The Burundian President Évariste Ndayishimiye traveled to Ouagadougou on April 20, 2026, for an official visit framed as an act of friendship and cooperation. At the time, he held the rotating presidency of the African Union (AU), a role that placed him in a unique position to mediate between the continental body and the Alliance of Sahel States (AES).
The AES, comprising Burkina Faso, Mali, and Niger, is led by Captain Ibrahim Traoré. Relations between the AES and the AU have been strained since the three countries began withdrawing from AU institutions. Seeking to bridge this divide, Ndayishimiye’s visit included stops in Burkina Faso, a nation governed by a military regime that has openly declared democracy obsolete in favor of security-driven governance.
Behind the diplomatic language of dialogue and stability, a deeper pattern emerges: a shared strategy among authoritarian regimes to deflect international pressure by rallying domestic support against perceived enemies. This approach is not confined to the Sahel—Burundi, too, has mastered the art of enemy fabrication to consolidate power.
shared strategies in a fractured continent
The ties between Burundi and the AES are more than coincidental. Each country has faced sanctions from regional blocs like the Economic Community of West African States (ECOWAS) and the European Union (EU). Mali and Burkina Faso endured sanctions after coups in 2020 and 2022, while Niger followed in 2023. Burundi itself was sanctioned by the EU and the United States in 2016 after President Pierre Nkurunziza sought a controversial third term.
Such sanctions have not weakened these regimes—instead, they have fueled a narrative of resistance against foreign interference. The similarities between Burundi and Mali, despite their geographic and geopolitical differences, highlight a broader trend: the use of external threats as a tool for internal cohesion.

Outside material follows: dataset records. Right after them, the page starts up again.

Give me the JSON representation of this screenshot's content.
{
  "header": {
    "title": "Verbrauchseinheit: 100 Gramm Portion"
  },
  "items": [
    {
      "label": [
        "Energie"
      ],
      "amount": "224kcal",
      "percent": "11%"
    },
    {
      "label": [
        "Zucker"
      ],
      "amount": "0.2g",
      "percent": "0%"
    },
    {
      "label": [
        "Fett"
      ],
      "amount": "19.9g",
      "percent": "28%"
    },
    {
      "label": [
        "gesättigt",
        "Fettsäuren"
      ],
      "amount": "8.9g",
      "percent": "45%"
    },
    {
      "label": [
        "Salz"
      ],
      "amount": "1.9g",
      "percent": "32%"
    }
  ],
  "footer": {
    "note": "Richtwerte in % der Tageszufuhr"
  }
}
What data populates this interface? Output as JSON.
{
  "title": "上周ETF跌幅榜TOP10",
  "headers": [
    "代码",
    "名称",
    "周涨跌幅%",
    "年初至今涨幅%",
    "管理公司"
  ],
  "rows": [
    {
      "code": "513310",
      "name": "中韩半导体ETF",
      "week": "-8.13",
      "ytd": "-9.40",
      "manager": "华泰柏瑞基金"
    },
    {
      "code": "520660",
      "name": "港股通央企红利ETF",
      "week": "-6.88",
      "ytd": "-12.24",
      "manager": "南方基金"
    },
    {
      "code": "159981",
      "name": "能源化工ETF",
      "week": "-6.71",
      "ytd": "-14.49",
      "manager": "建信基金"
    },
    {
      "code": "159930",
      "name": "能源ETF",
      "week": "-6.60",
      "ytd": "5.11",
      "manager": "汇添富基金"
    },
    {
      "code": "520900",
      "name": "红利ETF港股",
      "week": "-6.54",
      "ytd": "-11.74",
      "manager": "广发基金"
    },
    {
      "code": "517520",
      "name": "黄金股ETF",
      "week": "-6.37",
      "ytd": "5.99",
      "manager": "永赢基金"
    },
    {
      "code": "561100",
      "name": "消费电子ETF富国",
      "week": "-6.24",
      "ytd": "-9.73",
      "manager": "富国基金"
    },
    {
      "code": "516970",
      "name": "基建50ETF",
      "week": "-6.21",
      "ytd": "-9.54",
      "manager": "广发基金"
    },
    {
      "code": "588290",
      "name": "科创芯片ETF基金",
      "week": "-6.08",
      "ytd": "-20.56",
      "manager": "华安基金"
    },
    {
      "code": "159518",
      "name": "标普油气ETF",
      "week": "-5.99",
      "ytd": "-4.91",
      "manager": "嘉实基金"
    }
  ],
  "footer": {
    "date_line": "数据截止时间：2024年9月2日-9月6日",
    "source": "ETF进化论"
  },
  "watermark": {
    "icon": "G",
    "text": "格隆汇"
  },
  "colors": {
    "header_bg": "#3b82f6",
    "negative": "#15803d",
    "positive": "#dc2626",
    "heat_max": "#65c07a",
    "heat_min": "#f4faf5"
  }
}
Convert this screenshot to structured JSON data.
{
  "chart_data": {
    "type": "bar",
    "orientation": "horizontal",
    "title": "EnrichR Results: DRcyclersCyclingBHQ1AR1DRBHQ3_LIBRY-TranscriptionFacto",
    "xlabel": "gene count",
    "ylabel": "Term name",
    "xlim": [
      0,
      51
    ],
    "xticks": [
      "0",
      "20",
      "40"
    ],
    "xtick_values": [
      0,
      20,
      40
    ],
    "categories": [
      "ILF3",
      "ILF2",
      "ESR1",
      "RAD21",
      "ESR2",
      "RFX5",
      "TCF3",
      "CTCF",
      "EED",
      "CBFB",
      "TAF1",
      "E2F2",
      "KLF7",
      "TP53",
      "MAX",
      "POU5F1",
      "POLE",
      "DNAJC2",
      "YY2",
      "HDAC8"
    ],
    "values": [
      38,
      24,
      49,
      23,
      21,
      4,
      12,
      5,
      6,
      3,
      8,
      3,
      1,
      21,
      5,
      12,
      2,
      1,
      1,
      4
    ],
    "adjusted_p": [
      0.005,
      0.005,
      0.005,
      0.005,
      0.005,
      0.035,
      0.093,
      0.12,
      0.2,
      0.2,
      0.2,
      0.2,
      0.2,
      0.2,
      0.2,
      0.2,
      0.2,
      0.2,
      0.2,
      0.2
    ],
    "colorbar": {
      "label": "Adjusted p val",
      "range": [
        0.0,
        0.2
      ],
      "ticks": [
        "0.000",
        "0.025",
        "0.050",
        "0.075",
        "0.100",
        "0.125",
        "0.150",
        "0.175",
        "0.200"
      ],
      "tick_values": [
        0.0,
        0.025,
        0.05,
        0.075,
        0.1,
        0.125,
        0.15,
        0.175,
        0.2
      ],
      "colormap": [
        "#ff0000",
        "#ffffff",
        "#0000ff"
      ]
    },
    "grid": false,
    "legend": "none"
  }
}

crafting the enemy to control the narrative
In both countries, the designation of an enemy—whether colonial powers, regional rivals, or security threats—serves as a cornerstone of legitimacy. In Mali, this strategy gained momentum in early 2022, when mass protests erupted against ECOWAS sanctions. Demonstrators gathered in Bamako, chanting slogans against France and the regional bloc, demanding a Mali free from outside influence. The junta, now backed by civilian allies, positioned itself as the sole defender against perceived foreign domination.
Burundi’s ruling CNDD-FDD party, meanwhile, has long blamed Belgium for the country’s ethnic divisions and recent instability. The former colonial power is accused of colluding with Rwanda to undermine the regime. This rhetoric allows Bujumbura to frame EU sanctions as part of a neo-colonial plot, shifting blame away from domestic failures.
regional rivalries as political fuel
Beyond colonial legacies, both regimes have turned regional actors into adversaries. In Mali, Algeria has been accused of harboring opposition figures and supporting terrorist groups. The junta went so far as to terminate the 2015 Algiers Peace Accord in January 2024, escalating tensions by closing its airspace to Algerian flights soon after.
In Burundi, the spotlight falls on Rwanda. President Ndayishimiye has repeatedly labeled Kigali a “bad neighbor,” accusing it of backing the 2015 coup attempt and supporting rebel groups like RED-Tabara. The response has been swift: Burundi sealed its borders with Rwanda in January 2024 and joined military operations in eastern Democratic Republic of the Congo (DRC) from 2022 to 2025, positioning itself as a key player in countering Rwandan-backed militias.
These actions are not merely defensive—they are designed to sustain a perpetual state of siege, ensuring that external threats remain the primary driver of political survival.
security vs. legitimacy: two sides of the same coin
Despite their shared strategies, Mali and Burundi diverge in how they leverage security narratives. In Mali, jihadist attacks—such as those on April 25, 2026—have bolstered the junta’s claim to be the only force capable of restoring order. With the promise of elections abandoned, the military has extended its rule indefinitely, arguing that only it can defeat groups like the Jama’at Nusrat al-Islam wal Muslimin (JNIM) and the Front de Libération du Azawad (FLA).
Burundi, however, faces a different calculus. Though the CNDD-FDD has long framed itself as a guardian against external threats, the 2027 elections remain a political necessity—even if tightly controlled. The regime’s focus on security is less about replacing elections and more about diverting attention from economic crises, including chronic fuel shortages and currency devaluations since 2015.
Ranked among the world’s poorest nations—with Burundi at the very bottom in 2023—these regimes rely on enemy narratives to mask internal failures. As political scientist Jean-François Bayart argues, the construction of external foes often obscures the predatory dynamics that sustain authoritarian rule.
What the Mali-Burundi comparison reveals is not just the resilience of authoritarian tactics but their adaptability. Whether through colonial scapegoats, regional rivals, or terrorist threats, these regimes have turned adversity into their greatest asset—proving that in the right hands, even the weakest narratives can become instruments of unshakable power.